In the United States, journalists are already on the inside: Witness President Barack Obama's private chats with op-ed columnists, the Washington Post and Time magazine types who effortlessly segue into White House press secretaries and the cozy consensus of Washington's political-journalism-industrial complex. All too often, American editors, perhaps mindful of their future cocktail party invitations, would prefer their reporters stroke rather than stick it to authority. British journalistic excesses can rightly be condemned, but the American media could use a few more of them. It took the National Enquirer to bring Senator John Edwards to book — and Fleet Street would not have stood for the credulous U.S. reporting on the Bush administration that characterized the run-up to the Iraq war.

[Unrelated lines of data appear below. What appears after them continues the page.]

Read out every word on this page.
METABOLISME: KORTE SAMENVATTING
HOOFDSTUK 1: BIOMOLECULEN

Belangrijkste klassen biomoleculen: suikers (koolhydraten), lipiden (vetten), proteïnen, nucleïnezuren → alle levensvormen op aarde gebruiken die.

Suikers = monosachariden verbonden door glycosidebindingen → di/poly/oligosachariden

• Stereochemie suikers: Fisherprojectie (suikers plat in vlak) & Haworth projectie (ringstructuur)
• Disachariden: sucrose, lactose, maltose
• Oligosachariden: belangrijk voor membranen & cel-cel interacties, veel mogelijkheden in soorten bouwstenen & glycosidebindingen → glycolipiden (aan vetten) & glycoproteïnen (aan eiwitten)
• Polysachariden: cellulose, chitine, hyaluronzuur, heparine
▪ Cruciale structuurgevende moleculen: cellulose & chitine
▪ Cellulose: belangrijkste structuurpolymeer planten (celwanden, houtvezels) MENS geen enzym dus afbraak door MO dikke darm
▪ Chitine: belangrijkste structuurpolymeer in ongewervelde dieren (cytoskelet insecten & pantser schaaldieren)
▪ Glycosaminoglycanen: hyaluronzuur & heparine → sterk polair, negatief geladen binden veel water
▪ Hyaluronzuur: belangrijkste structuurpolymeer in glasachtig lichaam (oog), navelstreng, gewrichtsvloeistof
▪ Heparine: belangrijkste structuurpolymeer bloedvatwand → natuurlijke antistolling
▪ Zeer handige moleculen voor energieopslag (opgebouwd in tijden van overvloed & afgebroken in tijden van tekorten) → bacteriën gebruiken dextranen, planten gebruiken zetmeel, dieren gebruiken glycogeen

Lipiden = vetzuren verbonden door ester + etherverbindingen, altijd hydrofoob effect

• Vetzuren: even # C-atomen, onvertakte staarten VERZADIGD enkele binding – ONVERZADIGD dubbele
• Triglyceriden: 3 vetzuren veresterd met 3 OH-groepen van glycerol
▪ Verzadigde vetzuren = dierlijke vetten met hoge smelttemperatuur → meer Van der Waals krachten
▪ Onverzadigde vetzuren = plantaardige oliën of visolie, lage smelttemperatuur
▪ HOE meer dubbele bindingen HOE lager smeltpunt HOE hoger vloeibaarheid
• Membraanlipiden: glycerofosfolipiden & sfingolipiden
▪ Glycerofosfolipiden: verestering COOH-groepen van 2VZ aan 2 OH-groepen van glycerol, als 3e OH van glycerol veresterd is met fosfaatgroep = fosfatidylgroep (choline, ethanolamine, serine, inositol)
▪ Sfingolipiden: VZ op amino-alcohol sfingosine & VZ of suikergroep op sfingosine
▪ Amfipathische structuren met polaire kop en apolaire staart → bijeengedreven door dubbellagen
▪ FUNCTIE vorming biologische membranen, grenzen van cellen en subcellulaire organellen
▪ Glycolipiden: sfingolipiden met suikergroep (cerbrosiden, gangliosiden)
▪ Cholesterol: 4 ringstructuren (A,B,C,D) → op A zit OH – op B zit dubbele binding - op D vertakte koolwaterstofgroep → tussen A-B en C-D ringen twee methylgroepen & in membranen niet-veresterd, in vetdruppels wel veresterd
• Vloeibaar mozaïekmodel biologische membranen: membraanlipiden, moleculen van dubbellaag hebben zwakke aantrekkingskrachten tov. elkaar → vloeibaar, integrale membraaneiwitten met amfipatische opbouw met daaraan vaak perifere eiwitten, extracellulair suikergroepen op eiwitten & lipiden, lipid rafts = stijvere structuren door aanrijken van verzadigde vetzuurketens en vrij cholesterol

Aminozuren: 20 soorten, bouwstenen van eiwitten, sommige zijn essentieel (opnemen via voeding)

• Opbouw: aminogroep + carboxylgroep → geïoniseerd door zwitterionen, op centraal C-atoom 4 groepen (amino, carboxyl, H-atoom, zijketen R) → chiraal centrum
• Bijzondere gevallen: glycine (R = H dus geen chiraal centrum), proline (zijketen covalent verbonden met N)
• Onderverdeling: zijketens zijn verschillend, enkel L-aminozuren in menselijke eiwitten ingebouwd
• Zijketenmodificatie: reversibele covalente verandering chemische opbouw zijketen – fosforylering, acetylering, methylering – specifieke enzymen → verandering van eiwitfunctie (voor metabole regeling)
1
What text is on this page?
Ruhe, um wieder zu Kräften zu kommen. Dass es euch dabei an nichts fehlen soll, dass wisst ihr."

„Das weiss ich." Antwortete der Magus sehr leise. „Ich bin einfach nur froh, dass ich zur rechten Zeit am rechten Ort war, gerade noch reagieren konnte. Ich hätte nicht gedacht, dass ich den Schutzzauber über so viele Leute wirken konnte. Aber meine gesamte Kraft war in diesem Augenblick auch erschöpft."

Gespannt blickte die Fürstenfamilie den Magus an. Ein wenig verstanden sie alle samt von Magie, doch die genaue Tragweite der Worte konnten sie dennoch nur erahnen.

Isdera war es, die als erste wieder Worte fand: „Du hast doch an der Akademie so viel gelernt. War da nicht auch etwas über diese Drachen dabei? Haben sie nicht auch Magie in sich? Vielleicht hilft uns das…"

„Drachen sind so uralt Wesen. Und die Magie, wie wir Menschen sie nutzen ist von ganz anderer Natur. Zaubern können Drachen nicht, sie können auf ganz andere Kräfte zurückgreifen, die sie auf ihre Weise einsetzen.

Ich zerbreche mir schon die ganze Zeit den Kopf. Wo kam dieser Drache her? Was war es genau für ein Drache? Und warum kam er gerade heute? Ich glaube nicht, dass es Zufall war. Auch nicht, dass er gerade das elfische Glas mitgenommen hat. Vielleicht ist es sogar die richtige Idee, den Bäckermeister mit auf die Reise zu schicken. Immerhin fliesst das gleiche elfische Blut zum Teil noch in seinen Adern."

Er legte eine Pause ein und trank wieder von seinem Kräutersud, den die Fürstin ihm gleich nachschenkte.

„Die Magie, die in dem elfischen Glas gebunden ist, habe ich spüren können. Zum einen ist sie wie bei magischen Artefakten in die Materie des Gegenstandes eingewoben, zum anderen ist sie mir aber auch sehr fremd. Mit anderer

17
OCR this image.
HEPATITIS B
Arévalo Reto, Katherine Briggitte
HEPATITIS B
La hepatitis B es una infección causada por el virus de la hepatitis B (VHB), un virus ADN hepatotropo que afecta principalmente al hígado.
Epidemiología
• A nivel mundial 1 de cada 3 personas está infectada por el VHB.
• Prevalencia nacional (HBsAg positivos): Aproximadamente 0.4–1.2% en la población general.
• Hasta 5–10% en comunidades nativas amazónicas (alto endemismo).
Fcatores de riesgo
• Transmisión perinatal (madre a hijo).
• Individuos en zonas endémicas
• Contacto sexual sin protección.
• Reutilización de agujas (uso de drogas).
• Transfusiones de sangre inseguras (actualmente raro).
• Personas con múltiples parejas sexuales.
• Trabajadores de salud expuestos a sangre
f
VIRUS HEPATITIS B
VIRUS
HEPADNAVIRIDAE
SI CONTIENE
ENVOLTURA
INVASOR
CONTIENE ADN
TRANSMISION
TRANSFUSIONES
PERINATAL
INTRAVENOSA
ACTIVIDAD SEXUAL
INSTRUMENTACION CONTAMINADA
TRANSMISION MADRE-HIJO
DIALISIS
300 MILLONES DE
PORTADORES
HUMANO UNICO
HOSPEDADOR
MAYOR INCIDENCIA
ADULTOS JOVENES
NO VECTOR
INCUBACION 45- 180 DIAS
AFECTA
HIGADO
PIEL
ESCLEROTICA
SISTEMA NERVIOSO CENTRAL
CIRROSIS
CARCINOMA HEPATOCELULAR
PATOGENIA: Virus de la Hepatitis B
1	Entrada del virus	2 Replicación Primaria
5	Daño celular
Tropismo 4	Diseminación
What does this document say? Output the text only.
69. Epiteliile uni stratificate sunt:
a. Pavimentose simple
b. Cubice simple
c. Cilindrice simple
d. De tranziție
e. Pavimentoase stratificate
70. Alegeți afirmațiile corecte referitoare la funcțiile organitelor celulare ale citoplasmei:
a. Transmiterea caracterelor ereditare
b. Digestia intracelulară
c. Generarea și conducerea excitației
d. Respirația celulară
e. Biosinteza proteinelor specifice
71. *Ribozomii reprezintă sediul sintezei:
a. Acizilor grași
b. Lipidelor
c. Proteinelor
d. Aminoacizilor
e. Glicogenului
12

It is the very politicians who used every opportunity to ingratiate themselves with Murdoch and his acolytes who are now those calling for News International to be broken up — and for the media as a whole to be called to account. Their aim? A regulation system -- probably headed up by new a government-appointed "independent" body — that produces a neutered press close to the American model. Having visited Washington and seen reporters stand up when the American president enters the room (British hacks do no such thing for the prime minister) and ask respectful, earnest three-part questions, no wonder our politicians would want more of the same.

The danger of the fevered atmosphere in Britain — where justified outrage over tabloid tactics is fast leading to a hasty public inquisition, with 10 official inquiries or investigations underway at last count — is that what Prime Minister Tony Blair once termed the "feral beast" of the media might be tamed and muzzled. Perhaps the worst outcome of all would be for it to be turned into an American-style lapdog.